Dear Lifehacker, It just so happened that I had my US proxy on while looking at Google Music. The Ultimate Santana album price read $6.99. Meanwhile, the Australian region price was $16.99 from the same exact service. This is same for whole long list of great albums. What gives? Tamborine Man
Image: David Gans
Broadly speaking, the sides of your wallet are what gives in this case. It’s no particular secret that the prices paid by Australians for digital services are significantly higher than in other areas around the globe. The US is the classic case where a lot of material is either available there but not here, or even when it is available it’s priced significantly higher than the stateside price.
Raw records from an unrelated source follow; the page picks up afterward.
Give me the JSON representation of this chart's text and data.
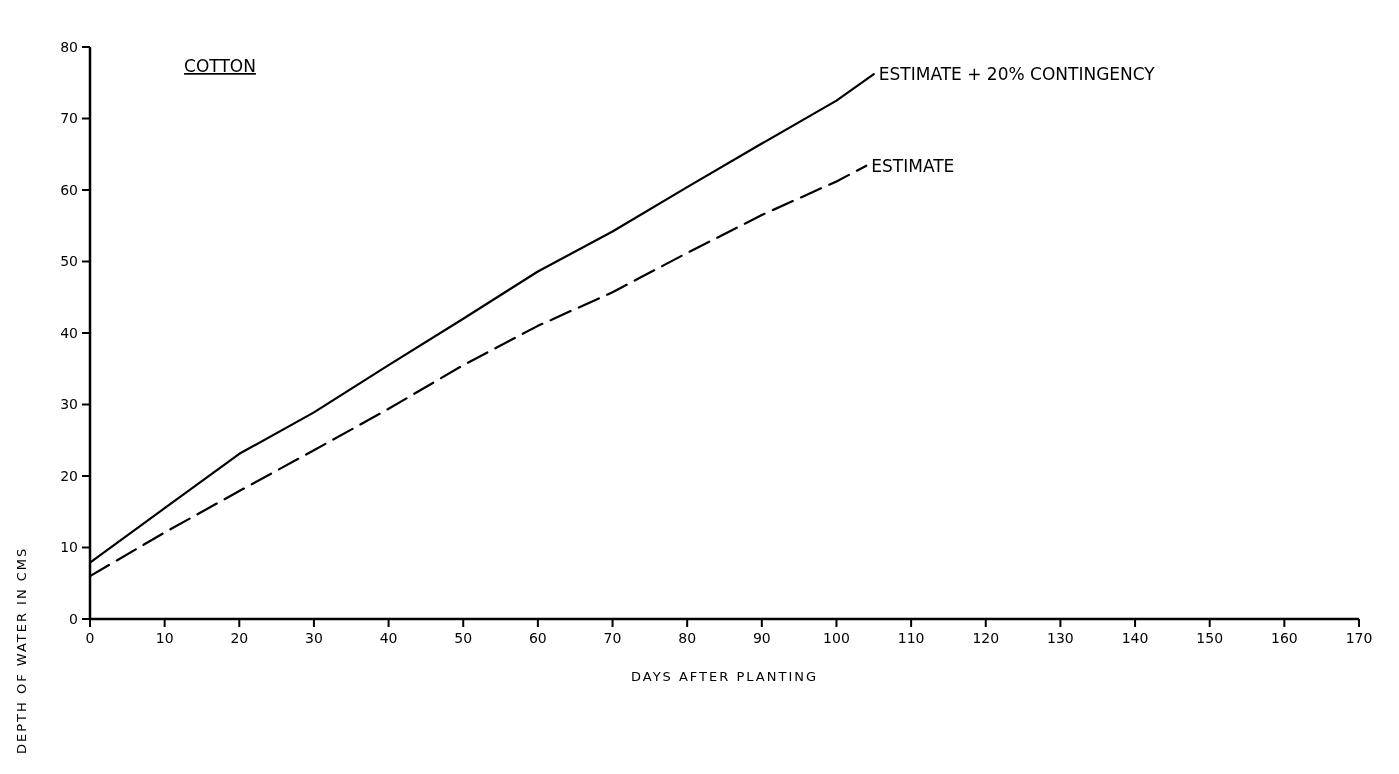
{
  "chart_data": {
    "type": "line",
    "title": "COTTON",
    "xlabel": "DAYS AFTER PLANTING",
    "ylabel": "DEPTH OF WATER IN CMS",
    "xlim": [
      0,
      170
    ],
    "xticks": [
      0,
      10,
      20,
      30,
      40,
      50,
      60,
      70,
      80,
      90,
      100,
      110,
      120,
      130,
      140,
      150,
      160,
      170
    ],
    "ylim": [
      0,
      80
    ],
    "yticks": [
      0,
      10,
      20,
      30,
      40,
      50,
      60,
      70,
      80
    ],
    "series": [
      {
        "name": "ESTIMATE + 20% CONTINGENCY",
        "color": "#000000",
        "line_style": "solid",
        "x": [
          0,
          10,
          20,
          30,
          40,
          50,
          60,
          70,
          80,
          90,
          100,
          105
        ],
        "values": [
          7.9,
          15.5,
          23.1,
          28.9,
          35.5,
          42,
          48.6,
          54.2,
          60.4,
          66.5,
          72.5,
          76.2
        ]
      },
      {
        "name": "ESTIMATE",
        "color": "#000000",
        "line_style": "dashed",
        "x": [
          0,
          10,
          20,
          30,
          40,
          50,
          60,
          70,
          80,
          90,
          100,
          104
        ],
        "values": [
          6,
          12.1,
          17.9,
          23.6,
          29.4,
          35.5,
          41,
          45.7,
          51.2,
          56.5,
          61.2,
          63.4
        ]
      }
    ]
  }
}
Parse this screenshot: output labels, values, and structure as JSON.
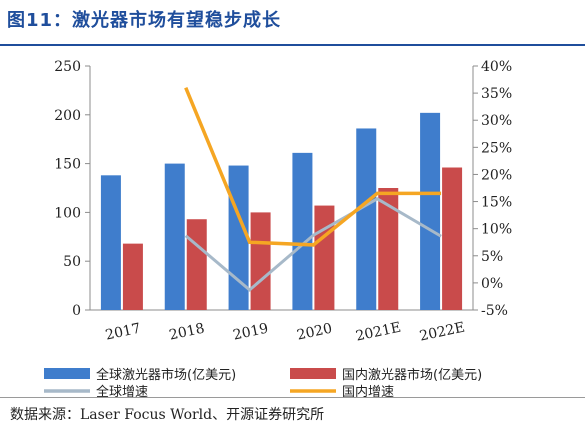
{
  "figure": {
    "title": "图11：激光器市场有望稳步成长",
    "source": "数据来源：Laser Focus World、开源证券研究所"
  },
  "colors": {
    "global_bar": "#3f7dcc",
    "domestic_bar": "#c94b4b",
    "global_growth": "#a7b9c9",
    "domestic_growth": "#f5a623",
    "title": "#1f4e9c"
  },
  "chart_data": {
    "type": "bar",
    "categories": [
      "2017",
      "2018",
      "2019",
      "2020",
      "2021E",
      "2022E"
    ],
    "series": [
      {
        "name": "全球激光器市场(亿美元)",
        "kind": "bar",
        "axis": "left",
        "values": [
          138,
          150,
          148,
          161,
          186,
          202
        ]
      },
      {
        "name": "国内激光器市场(亿美元)",
        "kind": "bar",
        "axis": "left",
        "values": [
          68,
          93,
          100,
          107,
          125,
          146
        ]
      },
      {
        "name": "全球增速",
        "kind": "line",
        "axis": "right",
        "values": [
          null,
          8.7,
          -1.3,
          8.8,
          15.5,
          8.6
        ]
      },
      {
        "name": "国内增速",
        "kind": "line",
        "axis": "right",
        "values": [
          null,
          36.0,
          7.5,
          7.0,
          16.5,
          16.5
        ]
      }
    ],
    "y_left": {
      "ylim": [
        0,
        250
      ],
      "ticks": [
        "0",
        "50",
        "100",
        "150",
        "200",
        "250"
      ]
    },
    "y_right": {
      "ylim": [
        -5,
        40
      ],
      "ticks": [
        "-5%",
        "0%",
        "5%",
        "10%",
        "15%",
        "20%",
        "25%",
        "30%",
        "35%",
        "40%"
      ]
    },
    "legend_position": "bottom",
    "grid": false
  }
}
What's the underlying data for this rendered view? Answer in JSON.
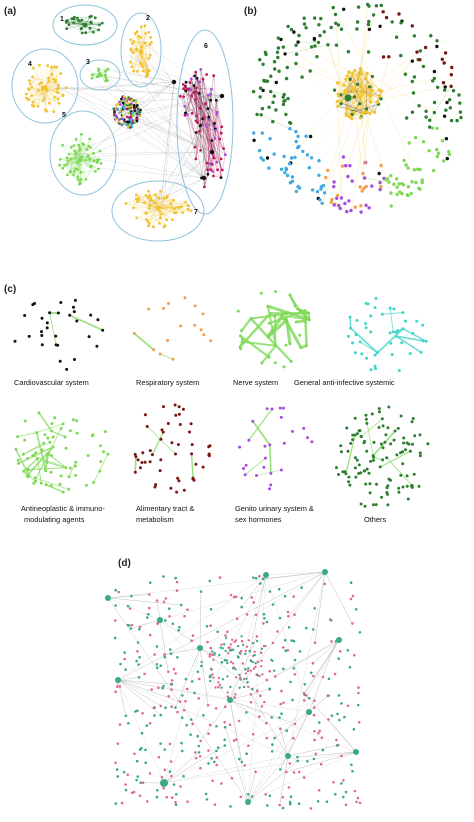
{
  "panels": {
    "a": {
      "label": "(a)",
      "cluster_labels": [
        "1",
        "2",
        "3",
        "4",
        "5",
        "6",
        "7"
      ]
    },
    "b": {
      "label": "(b)"
    },
    "c": {
      "label": "(c)",
      "categories": [
        "Cardiovascular system",
        "Respiratory system",
        "Nerve system",
        "General anti-infective systemic",
        "Antineoplastic & immuno-",
        "modulating agents",
        "Alimentary tract &",
        "metabolism",
        "Genito urinary system &",
        "sex hormones",
        "Others"
      ]
    },
    "d": {
      "label": "(d)"
    }
  },
  "colors": {
    "dark_green": "#2e7d32",
    "yellow": "#f2c230",
    "light_green": "#7ed957",
    "black": "#111111",
    "magenta": "#c2185b",
    "purple": "#a64ee0",
    "blue": "#3fa9e0",
    "orange": "#f0a04b",
    "cyan": "#41d5c9",
    "maroon": "#7a1616",
    "teal": "#3aaa80",
    "pink": "#e06a8e",
    "ellipse": "#8fc3dd",
    "edge_grey": "#9a9a9a"
  }
}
So why does this happen? In one sense, it’s classic market economics. The digital music companies do it because by and large, the market will bear that kind of cost. Business exist to make profits, and if someone will pay more for your goods, you charge that for as long as you can. It’s worth bearing in mind that there’s also a significant quantity of buck-passing when it comes to who’s entirely responsible for pricing schemes, with sellers such as Google and Apple often pointing out that the prices are ultimately set by the record labels themselves.
The market pricing issue is an economic argument, but is there much behind it to support it? There are some small scale issues to deal with — for example, different tax regimes in differing countries, so in the US, for example, online prices are never listed with sales tax included because it varies state by state, whereas in Australia everything is covered by a blanket GST that’s apparently going to drop to the level where it could hit digital music sales as well.
There are also some arguments about the relative value of currency, not just in terms of exchange rates, but also the level of average wages, which are higher in Australia than in the States, so a US wage doesn’t go as “far” as one in Australia for the same numerical money value.
Still, in a digital world, those arguments should only go so far. Justifying a 243 per cent price hike shouldn’t be amongst them, given that the costs of distribution for digital bits are significantly lower than with any physical goods.
The short answer is that they rip off Australians because they can.